Vu la procédure suivante :
Par une requête, enregistrée le 25 mars 2026, Mme A... B... demande au juge des référés, statuant sur le fondement de l’article L. 521-3 du code de justice administrative :
d’enjoindre au préfet du Val-de-Marne de lui délivrer une attestation de prolongation de l’instruction de sa demande de renouvellement de titre de séjour ;
de mettre à la charge de l’État les frais éventuels.
Par un mémoire en défense, enregistré le 27 mars 2026, le préfet du Val-de-Marne, représenté par Me Termeau conclut au rejet de la requête.
Vu les autres pièces du dossier.
Vu le code de justice administrative.
La présidente du tribunal a, en application de l’article L. 511-2 du code de justice administrative, désigné M. Zanella, premier conseiller, pour statuer sur les référés présentés sur le fondement des dispositions du livre V du même code.

Considérant ce qui suit :
Il résulte de l’instruction que, postérieurement à l’introduction de l’instance, Mme B..., ressortissante congolaise née le 31 octobre 1996 et reconnue réfugiée, qui a déposé une demande de titre de séjour le 24 septembre 2025 au moyen du téléservice mentionné à l’article R. 431-2 du code de l’entrée et du séjour des étrangers et du droit d’asile, dénommé « ANEF », s’est vu délivrer une nouvelle attestation de prolongation de l’instruction de cette demande portant la mention « reconnu réfugié » et valable du 26 mars au 25 septembre 2026. Les conclusions à fin d’injonction qu’elle a présentées au titre de l’article L. 521-3 du code de justice administrative sont, par suite, devenues sans objet.
Il n’y a par ailleurs pas lieu, dans les circonstances de l’espèce, de mettre à la charge de l’État la somme que la requérante demande au titre d’éventuels frais liés au litige qu’elle ne justifie pas avoir exposés.


O R D O N N E :


Article 1er : Il n’y a pas lieu de statuer sur les conclusions à fin d’injonction présentées au titre de l’article L. 521-3 du code de justice administrative par Mme B....

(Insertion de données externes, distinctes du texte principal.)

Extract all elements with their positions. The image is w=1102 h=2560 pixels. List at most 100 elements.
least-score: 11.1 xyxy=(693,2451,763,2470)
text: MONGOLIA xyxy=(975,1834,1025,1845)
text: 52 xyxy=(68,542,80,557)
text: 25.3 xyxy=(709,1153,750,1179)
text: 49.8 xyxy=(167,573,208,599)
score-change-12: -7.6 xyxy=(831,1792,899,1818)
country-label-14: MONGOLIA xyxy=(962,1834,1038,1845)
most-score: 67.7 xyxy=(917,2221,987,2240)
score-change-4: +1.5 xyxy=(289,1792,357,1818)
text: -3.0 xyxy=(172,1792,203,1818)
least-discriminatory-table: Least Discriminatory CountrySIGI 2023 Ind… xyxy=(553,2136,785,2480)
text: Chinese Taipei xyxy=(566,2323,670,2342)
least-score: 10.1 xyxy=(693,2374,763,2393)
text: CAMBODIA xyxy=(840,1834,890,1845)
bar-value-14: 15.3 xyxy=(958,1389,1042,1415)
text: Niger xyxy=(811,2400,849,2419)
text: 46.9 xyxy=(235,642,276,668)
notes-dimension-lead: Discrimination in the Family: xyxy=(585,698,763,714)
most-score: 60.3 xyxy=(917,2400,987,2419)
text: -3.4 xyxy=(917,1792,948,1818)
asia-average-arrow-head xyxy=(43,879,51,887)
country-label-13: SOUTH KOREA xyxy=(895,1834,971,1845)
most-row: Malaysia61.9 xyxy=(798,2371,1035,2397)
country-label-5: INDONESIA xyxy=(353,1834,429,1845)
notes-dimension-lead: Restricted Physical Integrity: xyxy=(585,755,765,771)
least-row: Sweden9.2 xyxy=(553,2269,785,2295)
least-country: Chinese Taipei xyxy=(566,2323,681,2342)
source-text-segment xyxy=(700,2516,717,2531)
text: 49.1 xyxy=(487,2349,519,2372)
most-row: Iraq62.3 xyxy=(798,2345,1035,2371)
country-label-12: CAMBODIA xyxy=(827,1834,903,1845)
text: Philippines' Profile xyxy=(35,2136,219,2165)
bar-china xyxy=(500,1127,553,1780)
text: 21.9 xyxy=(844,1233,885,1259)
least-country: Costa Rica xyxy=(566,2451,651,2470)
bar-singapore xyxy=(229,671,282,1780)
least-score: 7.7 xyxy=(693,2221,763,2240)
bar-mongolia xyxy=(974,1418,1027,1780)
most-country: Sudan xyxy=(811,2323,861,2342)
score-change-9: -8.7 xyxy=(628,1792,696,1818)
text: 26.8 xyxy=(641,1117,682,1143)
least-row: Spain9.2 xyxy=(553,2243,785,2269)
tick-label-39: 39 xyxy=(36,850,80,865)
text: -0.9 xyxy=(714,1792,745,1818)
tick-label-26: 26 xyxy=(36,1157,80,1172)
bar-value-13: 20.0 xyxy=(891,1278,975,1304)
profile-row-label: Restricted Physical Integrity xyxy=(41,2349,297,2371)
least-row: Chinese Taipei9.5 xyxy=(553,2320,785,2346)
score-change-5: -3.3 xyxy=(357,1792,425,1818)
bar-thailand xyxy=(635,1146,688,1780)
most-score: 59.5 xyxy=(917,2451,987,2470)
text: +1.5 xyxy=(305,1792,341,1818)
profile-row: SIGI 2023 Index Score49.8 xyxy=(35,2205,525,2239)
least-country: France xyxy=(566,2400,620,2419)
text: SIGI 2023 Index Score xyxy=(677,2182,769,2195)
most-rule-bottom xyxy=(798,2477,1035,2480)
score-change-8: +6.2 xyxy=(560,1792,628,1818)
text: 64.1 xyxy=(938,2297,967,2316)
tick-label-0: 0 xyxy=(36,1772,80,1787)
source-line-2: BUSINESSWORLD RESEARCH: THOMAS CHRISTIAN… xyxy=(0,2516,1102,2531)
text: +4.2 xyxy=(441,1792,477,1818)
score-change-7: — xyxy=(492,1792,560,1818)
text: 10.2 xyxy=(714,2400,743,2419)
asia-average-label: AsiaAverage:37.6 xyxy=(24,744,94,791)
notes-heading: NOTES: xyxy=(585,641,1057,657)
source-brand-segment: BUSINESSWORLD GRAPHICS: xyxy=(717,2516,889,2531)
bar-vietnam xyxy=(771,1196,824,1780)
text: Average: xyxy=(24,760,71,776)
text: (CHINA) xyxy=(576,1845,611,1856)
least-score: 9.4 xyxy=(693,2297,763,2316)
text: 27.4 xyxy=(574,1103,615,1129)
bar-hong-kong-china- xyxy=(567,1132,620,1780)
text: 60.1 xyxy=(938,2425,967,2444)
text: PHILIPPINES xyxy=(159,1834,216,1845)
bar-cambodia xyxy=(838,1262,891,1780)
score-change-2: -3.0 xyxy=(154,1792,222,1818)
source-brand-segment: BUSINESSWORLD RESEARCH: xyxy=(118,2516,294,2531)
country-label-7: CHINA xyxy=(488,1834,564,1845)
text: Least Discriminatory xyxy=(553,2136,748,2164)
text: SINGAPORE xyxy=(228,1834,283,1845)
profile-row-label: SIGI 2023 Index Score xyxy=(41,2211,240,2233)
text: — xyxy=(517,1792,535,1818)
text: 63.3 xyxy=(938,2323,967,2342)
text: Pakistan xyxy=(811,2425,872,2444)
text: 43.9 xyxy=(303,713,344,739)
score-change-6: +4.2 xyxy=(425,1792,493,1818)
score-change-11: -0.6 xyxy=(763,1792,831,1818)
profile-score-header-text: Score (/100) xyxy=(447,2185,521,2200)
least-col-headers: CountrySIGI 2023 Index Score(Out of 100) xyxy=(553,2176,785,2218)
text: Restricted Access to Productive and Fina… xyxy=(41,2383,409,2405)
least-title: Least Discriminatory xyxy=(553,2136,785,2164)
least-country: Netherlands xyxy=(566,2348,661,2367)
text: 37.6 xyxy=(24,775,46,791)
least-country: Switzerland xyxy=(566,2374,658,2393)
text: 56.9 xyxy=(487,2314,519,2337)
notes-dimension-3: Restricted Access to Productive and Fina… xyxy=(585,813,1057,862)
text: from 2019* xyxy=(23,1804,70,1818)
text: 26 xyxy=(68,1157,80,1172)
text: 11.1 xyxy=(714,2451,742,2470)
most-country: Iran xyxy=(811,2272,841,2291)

Article 2 : Les conclusions de la requête de Mme B... sont rejetées pour le surplus.

Article 3 : La présente ordonnance sera notifiée à Mme A... B... et au ministre de l’intérieur.

Copie en sera adressée pour information au préfet du Val-de-Marne.

Fait à Melun, le 31 mars 2026.

Le juge des référés,



Signé : P. ZANELLA

La République mande et ordonne au ministre de l’intérieur en ce qui le concerne ou à tous commissaires de justice à ce requis en ce qui concerne les voies de droit commun contre les parties privées, de pourvoir à l’exécution de la présente décision.